Center on Aging to Oversee Consortium on Anti-Anxiety-Drug Misuse

Contact: Len Kaye, (207) 581- 3483, Dr. Stephen Gressitt, (207) 568-7599, George Manlove (207) 581-3756

ORONO, Maine — When it comes to abuse or misuse of prescription drugs, usually OxyContin, Oxycodone or Percocet come to mind.

But a potentially more dangerous family of drugs, benzodiazepines, often causes more overdoses and serious accidents than people realize, according to a Maine-based consortium that is working to increase awareness about the abuse and misuse of benzodiazepine drugs.

Benzodiazepines, called “benzos” for short, include drugs like Ativan (generically called Lorazepam), Xanax (alprazolam) or Valium (diazepam), which are commonly prescribed for anxiety, stress and insomnia.

“Benzos have been around for so long as ‘mother’s little helpers,’ that people tend to forget the abuse that can take place and, with the elderly, they can be responsible for hip fractures,” says Bangor psychiatrist Dr. Stevan Gressitt. He is the founder of the Maine Benzodiazepine Study Group (MBSG), which is leading a consortium of agencies, individuals and organizations, including the UMaine Center on Aging, to raise public awareness of the abuse and misuse of benzodiazepines.

“They’ve been 40 years on the market, but we haven’t paid attention to their role in motor vehicle accidents or hip fracture incidents,” Gressitt says. “It’s not that it’s not been studied, but it’s sort of under the radar since OxyContin tends to get the headlines. Benzos as a family are a significant cause of death, as opposed to a single drug.”
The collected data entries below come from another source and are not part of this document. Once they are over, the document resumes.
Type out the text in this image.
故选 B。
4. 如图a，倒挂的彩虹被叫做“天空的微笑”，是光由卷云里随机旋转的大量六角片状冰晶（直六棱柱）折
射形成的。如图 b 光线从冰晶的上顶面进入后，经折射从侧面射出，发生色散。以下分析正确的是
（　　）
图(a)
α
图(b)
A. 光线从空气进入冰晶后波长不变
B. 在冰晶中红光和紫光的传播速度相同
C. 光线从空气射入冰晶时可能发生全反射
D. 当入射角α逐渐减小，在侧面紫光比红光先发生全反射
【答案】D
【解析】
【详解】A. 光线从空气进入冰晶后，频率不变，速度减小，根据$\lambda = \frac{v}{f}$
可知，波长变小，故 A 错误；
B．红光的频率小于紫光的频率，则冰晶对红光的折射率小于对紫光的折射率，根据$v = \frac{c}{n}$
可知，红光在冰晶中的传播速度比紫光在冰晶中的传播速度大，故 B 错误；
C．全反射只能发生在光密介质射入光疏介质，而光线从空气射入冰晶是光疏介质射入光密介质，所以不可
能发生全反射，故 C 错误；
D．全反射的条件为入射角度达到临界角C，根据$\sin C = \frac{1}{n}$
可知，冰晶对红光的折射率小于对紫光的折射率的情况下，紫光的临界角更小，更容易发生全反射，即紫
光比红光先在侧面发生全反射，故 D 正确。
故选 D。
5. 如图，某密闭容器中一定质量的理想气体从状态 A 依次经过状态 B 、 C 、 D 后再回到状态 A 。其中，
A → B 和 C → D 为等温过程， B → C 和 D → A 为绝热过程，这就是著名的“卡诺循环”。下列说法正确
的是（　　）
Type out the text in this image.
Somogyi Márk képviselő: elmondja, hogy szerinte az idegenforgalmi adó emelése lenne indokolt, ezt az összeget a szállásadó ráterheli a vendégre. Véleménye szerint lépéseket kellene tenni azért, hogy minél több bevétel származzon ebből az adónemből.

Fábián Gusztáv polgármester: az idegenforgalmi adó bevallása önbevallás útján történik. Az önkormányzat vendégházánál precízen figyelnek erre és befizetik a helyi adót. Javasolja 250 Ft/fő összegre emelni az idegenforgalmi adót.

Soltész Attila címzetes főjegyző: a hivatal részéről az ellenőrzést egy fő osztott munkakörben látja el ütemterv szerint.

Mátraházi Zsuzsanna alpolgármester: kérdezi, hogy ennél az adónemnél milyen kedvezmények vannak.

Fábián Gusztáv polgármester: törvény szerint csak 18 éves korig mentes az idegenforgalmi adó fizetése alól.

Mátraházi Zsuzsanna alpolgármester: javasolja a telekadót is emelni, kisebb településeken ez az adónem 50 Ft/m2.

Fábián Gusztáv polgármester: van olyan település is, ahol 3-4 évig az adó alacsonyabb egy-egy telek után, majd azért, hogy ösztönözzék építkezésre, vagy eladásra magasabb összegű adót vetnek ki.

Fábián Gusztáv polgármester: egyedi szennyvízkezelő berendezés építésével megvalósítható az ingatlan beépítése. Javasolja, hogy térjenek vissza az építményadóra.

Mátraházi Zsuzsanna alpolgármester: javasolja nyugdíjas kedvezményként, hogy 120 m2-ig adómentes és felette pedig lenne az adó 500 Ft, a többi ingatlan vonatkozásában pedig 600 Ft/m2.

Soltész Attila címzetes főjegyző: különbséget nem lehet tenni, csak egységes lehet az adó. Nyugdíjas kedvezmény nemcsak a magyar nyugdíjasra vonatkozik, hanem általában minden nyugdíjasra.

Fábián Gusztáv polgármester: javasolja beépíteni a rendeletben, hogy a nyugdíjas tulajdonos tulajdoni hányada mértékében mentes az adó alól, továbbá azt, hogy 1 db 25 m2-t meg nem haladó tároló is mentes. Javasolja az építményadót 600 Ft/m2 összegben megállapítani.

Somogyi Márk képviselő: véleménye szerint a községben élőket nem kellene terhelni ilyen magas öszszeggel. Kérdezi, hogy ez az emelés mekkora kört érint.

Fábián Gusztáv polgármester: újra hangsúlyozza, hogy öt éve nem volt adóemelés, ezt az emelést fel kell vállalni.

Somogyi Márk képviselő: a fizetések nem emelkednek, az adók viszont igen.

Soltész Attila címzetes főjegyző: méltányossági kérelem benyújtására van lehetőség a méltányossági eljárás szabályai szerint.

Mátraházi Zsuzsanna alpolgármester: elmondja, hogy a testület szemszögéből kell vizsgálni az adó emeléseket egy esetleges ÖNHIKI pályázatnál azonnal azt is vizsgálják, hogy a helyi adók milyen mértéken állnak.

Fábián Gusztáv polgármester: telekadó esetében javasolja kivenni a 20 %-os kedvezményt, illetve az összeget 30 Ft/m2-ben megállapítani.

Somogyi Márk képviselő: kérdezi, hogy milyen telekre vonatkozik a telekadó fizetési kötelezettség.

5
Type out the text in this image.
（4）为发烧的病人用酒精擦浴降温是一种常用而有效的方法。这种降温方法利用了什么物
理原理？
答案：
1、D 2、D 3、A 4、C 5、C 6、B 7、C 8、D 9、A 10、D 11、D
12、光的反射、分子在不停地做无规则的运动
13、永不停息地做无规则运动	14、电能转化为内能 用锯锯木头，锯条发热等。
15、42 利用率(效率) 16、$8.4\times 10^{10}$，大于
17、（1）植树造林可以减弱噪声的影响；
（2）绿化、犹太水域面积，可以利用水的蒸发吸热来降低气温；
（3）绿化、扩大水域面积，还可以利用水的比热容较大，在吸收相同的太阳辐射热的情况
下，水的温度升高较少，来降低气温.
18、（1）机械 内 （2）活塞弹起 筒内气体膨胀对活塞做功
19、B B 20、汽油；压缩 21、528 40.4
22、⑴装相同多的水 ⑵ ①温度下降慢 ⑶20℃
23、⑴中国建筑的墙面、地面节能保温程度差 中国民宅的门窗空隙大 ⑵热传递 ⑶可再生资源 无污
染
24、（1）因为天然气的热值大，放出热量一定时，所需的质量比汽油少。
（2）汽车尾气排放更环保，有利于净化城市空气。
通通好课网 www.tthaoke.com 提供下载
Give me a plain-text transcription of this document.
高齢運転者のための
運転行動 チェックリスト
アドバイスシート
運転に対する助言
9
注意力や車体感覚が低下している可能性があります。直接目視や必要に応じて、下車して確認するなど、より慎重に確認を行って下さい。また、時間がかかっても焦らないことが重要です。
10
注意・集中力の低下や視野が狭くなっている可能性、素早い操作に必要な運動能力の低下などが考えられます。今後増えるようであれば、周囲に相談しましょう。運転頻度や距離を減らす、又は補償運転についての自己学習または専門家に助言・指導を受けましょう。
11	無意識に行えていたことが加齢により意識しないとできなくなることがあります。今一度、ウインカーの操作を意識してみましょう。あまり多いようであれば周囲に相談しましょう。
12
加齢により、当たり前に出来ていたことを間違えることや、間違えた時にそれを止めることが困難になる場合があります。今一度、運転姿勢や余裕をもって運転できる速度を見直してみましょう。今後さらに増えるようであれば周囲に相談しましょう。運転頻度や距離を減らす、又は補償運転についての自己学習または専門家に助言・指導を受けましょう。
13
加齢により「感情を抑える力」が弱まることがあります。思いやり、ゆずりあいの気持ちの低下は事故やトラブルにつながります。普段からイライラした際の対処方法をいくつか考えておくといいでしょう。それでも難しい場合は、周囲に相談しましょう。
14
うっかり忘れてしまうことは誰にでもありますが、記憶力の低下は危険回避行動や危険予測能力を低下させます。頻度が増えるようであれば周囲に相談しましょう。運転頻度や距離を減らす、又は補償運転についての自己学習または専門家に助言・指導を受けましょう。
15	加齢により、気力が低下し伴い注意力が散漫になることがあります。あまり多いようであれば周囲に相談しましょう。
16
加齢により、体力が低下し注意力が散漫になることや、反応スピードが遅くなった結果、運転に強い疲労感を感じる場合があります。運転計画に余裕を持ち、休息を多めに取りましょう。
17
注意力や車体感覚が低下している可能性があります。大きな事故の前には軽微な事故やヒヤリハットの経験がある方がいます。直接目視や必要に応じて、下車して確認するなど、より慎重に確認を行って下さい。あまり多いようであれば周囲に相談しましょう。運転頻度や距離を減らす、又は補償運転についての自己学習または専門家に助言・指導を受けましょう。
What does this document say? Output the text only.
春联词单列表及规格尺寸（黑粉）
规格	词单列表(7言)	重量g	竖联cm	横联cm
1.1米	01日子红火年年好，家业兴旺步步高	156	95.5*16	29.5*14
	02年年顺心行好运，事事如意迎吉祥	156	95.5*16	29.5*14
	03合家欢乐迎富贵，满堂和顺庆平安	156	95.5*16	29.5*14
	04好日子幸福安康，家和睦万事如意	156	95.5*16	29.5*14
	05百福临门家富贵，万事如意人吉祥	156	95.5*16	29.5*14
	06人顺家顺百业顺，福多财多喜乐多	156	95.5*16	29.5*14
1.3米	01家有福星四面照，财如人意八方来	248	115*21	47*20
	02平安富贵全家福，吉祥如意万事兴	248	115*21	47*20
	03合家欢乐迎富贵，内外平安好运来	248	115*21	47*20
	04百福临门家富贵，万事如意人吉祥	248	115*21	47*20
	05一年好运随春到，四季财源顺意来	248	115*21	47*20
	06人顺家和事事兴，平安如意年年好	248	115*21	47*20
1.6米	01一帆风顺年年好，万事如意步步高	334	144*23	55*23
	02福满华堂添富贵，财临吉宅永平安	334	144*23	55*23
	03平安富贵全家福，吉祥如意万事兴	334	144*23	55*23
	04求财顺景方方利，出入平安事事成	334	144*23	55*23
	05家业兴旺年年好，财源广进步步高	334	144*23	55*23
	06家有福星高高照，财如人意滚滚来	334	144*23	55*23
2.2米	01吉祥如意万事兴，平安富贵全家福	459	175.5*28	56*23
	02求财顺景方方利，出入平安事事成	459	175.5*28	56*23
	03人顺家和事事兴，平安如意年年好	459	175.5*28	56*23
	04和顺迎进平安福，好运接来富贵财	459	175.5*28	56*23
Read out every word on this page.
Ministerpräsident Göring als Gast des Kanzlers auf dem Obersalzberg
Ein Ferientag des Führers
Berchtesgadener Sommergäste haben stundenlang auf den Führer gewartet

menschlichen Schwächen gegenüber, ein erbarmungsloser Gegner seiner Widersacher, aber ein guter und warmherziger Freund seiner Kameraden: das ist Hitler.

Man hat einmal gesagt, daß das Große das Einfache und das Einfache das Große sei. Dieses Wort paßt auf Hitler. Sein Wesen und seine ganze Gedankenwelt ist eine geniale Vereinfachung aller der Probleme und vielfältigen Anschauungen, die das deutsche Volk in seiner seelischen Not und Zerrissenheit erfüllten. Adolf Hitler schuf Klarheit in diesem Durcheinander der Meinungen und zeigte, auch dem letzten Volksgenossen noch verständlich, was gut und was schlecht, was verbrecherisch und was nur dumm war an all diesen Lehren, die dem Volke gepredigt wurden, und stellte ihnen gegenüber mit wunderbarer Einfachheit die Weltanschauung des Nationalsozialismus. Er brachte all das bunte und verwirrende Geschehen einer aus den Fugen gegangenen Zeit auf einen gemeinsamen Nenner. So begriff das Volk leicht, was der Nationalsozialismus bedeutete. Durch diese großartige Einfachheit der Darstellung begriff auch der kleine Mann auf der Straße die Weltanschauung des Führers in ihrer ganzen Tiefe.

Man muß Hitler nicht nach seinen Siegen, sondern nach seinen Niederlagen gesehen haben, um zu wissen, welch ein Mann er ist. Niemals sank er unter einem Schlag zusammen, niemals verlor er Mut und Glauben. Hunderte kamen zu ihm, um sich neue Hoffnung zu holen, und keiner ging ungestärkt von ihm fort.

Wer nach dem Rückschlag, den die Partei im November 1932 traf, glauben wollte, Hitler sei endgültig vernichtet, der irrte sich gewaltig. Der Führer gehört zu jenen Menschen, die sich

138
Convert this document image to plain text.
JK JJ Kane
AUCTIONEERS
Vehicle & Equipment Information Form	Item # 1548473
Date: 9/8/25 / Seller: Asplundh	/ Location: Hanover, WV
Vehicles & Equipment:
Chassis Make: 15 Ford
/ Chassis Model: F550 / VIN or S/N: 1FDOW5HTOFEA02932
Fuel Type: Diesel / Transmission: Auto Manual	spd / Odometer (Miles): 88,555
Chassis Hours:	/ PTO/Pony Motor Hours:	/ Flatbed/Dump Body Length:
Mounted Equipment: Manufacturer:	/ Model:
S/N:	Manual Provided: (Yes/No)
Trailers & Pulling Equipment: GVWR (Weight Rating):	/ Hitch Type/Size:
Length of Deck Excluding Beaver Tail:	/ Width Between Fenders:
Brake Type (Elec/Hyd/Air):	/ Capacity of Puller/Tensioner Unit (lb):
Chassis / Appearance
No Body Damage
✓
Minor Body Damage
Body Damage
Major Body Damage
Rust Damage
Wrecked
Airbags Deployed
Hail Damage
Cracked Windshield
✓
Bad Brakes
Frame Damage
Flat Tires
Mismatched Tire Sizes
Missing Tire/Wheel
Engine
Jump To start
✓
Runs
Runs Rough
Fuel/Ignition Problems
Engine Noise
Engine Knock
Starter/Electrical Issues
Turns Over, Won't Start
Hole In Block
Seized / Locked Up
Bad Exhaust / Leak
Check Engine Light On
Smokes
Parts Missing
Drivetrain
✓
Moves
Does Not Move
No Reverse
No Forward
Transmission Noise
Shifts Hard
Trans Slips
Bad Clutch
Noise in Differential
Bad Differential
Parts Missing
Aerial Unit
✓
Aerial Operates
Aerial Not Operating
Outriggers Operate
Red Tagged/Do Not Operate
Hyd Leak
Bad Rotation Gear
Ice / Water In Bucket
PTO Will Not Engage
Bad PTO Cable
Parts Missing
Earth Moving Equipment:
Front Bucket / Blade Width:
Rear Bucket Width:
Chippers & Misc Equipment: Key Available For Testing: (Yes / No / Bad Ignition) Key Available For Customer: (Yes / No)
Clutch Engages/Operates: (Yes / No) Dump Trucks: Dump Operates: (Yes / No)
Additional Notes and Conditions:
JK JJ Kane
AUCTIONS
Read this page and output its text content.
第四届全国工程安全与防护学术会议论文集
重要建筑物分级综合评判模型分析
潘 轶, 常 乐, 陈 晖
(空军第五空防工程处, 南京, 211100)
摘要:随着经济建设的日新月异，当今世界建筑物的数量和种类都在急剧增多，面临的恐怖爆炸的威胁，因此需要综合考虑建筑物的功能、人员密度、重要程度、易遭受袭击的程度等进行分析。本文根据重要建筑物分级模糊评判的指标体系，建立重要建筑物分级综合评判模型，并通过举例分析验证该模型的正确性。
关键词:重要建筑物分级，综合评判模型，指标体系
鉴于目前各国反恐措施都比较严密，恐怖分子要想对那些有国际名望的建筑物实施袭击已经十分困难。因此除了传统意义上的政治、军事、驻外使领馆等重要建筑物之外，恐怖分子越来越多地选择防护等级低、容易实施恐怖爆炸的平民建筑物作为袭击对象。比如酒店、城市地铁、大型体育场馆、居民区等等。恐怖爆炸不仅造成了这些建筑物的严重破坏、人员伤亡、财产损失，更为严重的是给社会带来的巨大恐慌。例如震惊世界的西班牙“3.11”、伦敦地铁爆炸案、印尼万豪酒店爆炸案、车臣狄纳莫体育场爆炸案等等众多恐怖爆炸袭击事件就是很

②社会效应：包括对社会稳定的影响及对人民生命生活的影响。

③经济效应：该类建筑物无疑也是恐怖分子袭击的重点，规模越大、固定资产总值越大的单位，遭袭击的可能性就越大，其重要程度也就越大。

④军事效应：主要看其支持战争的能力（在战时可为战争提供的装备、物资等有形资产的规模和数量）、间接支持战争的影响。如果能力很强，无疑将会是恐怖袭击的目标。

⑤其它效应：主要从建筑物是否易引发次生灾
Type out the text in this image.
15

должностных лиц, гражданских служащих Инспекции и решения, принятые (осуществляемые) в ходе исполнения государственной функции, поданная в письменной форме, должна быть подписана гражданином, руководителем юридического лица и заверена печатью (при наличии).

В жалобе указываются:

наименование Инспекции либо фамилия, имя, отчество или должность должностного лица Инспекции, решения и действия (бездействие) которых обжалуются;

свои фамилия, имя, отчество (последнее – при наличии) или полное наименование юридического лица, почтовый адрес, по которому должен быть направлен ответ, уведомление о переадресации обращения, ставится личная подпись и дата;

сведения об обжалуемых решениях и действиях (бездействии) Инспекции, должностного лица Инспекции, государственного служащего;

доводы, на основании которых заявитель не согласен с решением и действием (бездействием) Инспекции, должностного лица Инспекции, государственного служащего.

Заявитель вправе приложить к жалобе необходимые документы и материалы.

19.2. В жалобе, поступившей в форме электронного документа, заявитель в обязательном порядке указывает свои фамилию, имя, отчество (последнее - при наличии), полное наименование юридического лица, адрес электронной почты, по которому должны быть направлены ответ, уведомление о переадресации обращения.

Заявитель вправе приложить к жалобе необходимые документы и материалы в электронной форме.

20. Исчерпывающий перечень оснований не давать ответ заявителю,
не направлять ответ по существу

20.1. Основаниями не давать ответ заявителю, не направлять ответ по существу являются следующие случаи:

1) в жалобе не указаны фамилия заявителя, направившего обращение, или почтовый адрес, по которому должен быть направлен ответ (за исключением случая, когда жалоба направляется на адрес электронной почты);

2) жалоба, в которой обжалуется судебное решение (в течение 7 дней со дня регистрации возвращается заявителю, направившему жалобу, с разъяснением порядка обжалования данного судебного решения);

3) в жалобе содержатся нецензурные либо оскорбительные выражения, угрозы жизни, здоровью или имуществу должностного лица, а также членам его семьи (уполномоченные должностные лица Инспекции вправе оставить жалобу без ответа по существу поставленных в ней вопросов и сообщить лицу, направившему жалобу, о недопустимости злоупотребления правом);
The Center on Aging recently received a $25,000 grant to organize and coordinate a two-day, international conference on the topic in Bangor, with people coming from the United States, Canada and Great Britain. As the initiative to collect information about and recommend solutions to benzodiazepine misuse grows, the Center now is poised to sponsor and administer the MBSG from the Orono campus.

The group includes representatives from healthcare, pharmaceuticals, law enforcement and social work. Its mission is to document problems caused by benzodiazepine drugs, create a directory of preferred prescribing practices and recommend effective alternative treatment for anxiety, stress or other symptoms for which benzos are commonly prescribed. Another goal is to expand Maine’s new drug return program, a mail-back opportunity for people who no longer need the benzodiazepines or other prescription drugs to safely mail them to state drug enforcement agencies for incineration.

In most cases, prescription drugs that are no longer needed are flushed down the toilet and into municipal sewage systems. But Jennifer Crittenden, research associate at the Center on Aging, says that causes environmental problems for fish and wildlife, as narcotics flush through treatment plants and into rivers.

In an effort to reduce improper disposal of drugs, law enforcement officials in some communities have agreed to collect unneeded prescription drugs and see that they are destroyed properly, Gressitt says.

“We’re already making an impact,” Gressitt says. Law enforcement agencies have collected more than 44,000 pills from Mid-Coast area patients who no longer needed them, he says. The Penobscot County Sheriff’s Department also has picked up a significant amount of prescription drugs from Penobscot County, he says.

Those are drugs that won’t be taken accidentally by children, stolen from medicine cabinets for sale or use at parties, Gressitt says, or mixed inappropriately with other prescription drugs by people who may not realize the combinations can be dangerous.

“Every doctor can tell stories about a patient bringing in a paper bag filled with pills and saying ‘I don’t know which ones I’m supposed to be taking,’ ” he says.

For older people, adds Len Kaye, director of the Center on Aging, overuse or misuse of benzodiazepines can put such persons at greater risk of serious falls.

Additionally, the medical community is expecting difficulties in January when Medicare ends coverage for benzodiazepines. Many of the estimated 1.7 million Americans who take benzodiazepine drugs are low-income and many have developed addictions to them.

“Cold turkey is not the way to go,” says Kaye, who worries that people will substitute alcohol or other drugs that are not designed to treat symptoms for which benzos are prescribed. The Center on Aging is currently conducting research on alcohol and substance abuse by elders in Maine supported by a grant from the Maine Office of Substance Abuse.

The MBSG, now almost four years old, hopes to address benzodiazepine misuse by promoting alternative treatments whenever possible and encouraging other measures aimed at keeping prescription drugs out of the wrong hands.

“We’re beginning to bump into public policy issues and possibly can get more into practical drug policies as opposed to theoretical,” says Gressitt. “Over the last year, the Center on Aging has gotten more and more involved and has produced some research on it own.”

Kaye says Maine can be proud that a much-needed initiative to both study and reduce prescription drug misuse started here. “It’s the only group of its type known to exist,” he says. “We’re extremely pleased to be working with other individuals and organizations in the state, throughout the United States, and internationally, to address this important issue.”